Carter walks the Brooklyn Bridge at night; a singular, kindly old man with a smile admist a chaos of movement around of him, bikers cars lights horns.
I am humbled. An entirely convincing and smart portrait of a great musical mind and a important composer. A great movie that is required viewing.
I walk out into the city and drunken hockey fans cheer and laugh the homeless man is screaming and being tortured by some invisible demons and the Cathedral is on the hill.

I've just back from first night of the University of Minnesota/Saint Paul Chamber Orchestra's Elliott Carter festival: the premiere of Frank Scheffer's Carter documentary Labyrinth of Time. In a word...excellent. In more than a single word (in stream of unconsciousness that boreders on Rosie O'Donnellissmmsss!)...
Walking through the strangely active streets of the usually dead downtown St. Paul (Minnesota Wild game at the nearby Excel Energy Center). Finding parking is a pain. A homeless man screams and spits as I walk by. The Saint Paul Chamber Orchestra building is part of a larger complex of office buildings, banks and shops. All is quiet on the streets. Saint Paul is Minneapolis' strange, inward and depressed cousin.
The SPCO is a darkly swanky little place. Marble floors, large elevators with mirrors. Third floor in a small little auditorium a crowd of no more than 30 well-dressed older men and women. I am the youngest and the only person not in a suit. (I'm wearing a t-shirt and jeans).
The film is, like it's subject, exquisitely refined, slightly dreamy, troublesome and unsettling. Tons of wonderful footage. The old man breathes heavily while composing. The painful process of writing his music. He walks the streets of New York City. He mentions the 'confusion' of modern life he expresses in his music. He points out a car on fire as sirens blaze on a corner in Brooklyn-"See? Confusion" he smiles. Beautiful footage of the man riding in a car in Berlin at night (around the time of the performance there of What Next? with Barenboim conducting-Barenboim makes amusing comments about Carter as an American barbarian from the land of Coca Cola taking the snobby European artistic elite by storm). The city lights blur. Carter looks like a mafia hit man riding in a fancy car. Touching footage of the man and his late wife of so many years.

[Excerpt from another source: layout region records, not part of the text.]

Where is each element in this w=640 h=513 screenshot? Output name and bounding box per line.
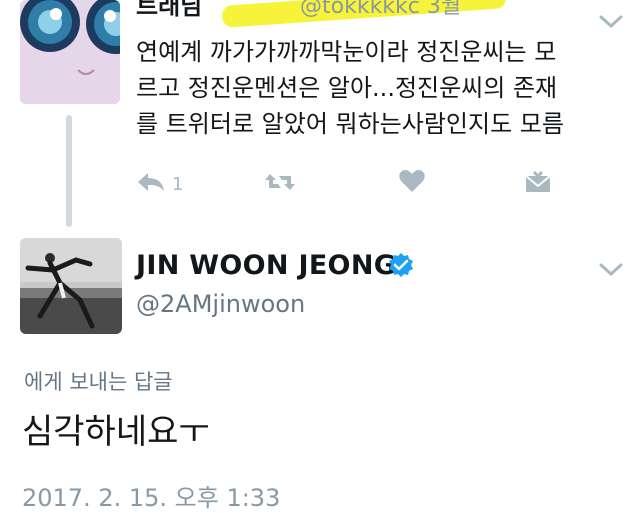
reply-context: 에게 보내는 답글: [24, 370, 173, 394]
parent-text-line: 르고 정진운멘션은 알아...정진운씨의 존재: [136, 74, 558, 102]
parent-time: 3월: [426, 0, 462, 19]
retweet-button[interactable]: [264, 170, 296, 198]
main-display-name[interactable]: JIN WOON JEONG: [136, 250, 396, 281]
parent-text-line: 를 트위터로 알았어 뭐하는사람인지도 모름: [136, 110, 564, 138]
parent-tweet-avatar[interactable]: [20, 0, 120, 104]
tweet-text: 심각하네요ㅜ: [22, 412, 210, 452]
reply-count: 1: [172, 173, 184, 195]
reply-button[interactable]: 1: [136, 170, 183, 198]
main-handle[interactable]: @2AMjinwoon: [136, 290, 305, 318]
chevron-down-icon[interactable]: [598, 262, 624, 282]
chevron-down-icon[interactable]: [598, 14, 624, 34]
parent-text-line: 연예계 까가가까까막눈이라 정진운씨는 모: [136, 38, 557, 66]
reply-icon: [136, 170, 166, 198]
parent-display-name[interactable]: 트래님: [136, 0, 202, 21]
main-tweet-avatar[interactable]: [20, 238, 122, 334]
direct-message-button[interactable]: [524, 170, 552, 198]
heart-icon: [398, 168, 426, 198]
parent-handle[interactable]: @tokkkkkc: [300, 0, 420, 19]
retweet-icon: [264, 170, 296, 198]
like-button[interactable]: [398, 168, 426, 198]
tweet-timestamp[interactable]: 2017. 2. 15. 오후 1:33: [22, 478, 280, 513]
verified-badge-icon: [388, 252, 414, 282]
parent-handle-and-time: @tokkkkkc 3월: [300, 0, 461, 20]
direct-message-icon: [524, 170, 552, 198]
thread-connector-line: [66, 115, 72, 227]
parent-tweet-text: 연예계 까가가까까막눈이라 정진운씨는 모 르고 정진운멘션은 알아...정진운…: [136, 34, 636, 142]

Carter: "She does the cooking...But I make the beds." Boulez and Carter talk about the difficulty of the Clarinet Concerto, and Mahler and Berg's scoring methods. Carter offering helpful and fascinatingly romantic comments to Ursula Oppens on the opening of his Piano Concerto. "Don't listen to me though-play it like you feel." he keeps saying-too much of a gentleman to exercise his will and smother the performer. Carter visiting his old Parisian haunts from the Boulanger days-searches Boulanger's teaching diaries and smiles when he finds a mention of himself. A luminescent choral performance of an early 7 part counterpoint exercise written in Boulanger's class for the composer who hasn't heard it in 60 years.
Lots of bittersweet footage of the composer's work window looking on the Twin Towers. The workers at Ground Zero are edited perfectly to look like the policemen in What Next?.
Carter walks the Brooklyn Bridge at night; a singular, kindly old man with a smile admist a chaos of movement around of him, bikers cars lights horns.
I am humbled. An entirely convincing and smart portrait of a great musical mind and a important composer. A great movie that is required viewing.
I walk out into the city and drunken hockey fans cheer and laugh the homeless man is screaming and being tortured by some invisible demons and the Cathedral is on the hill.


1 Comments:
hey, i was right by the cathedral tonight!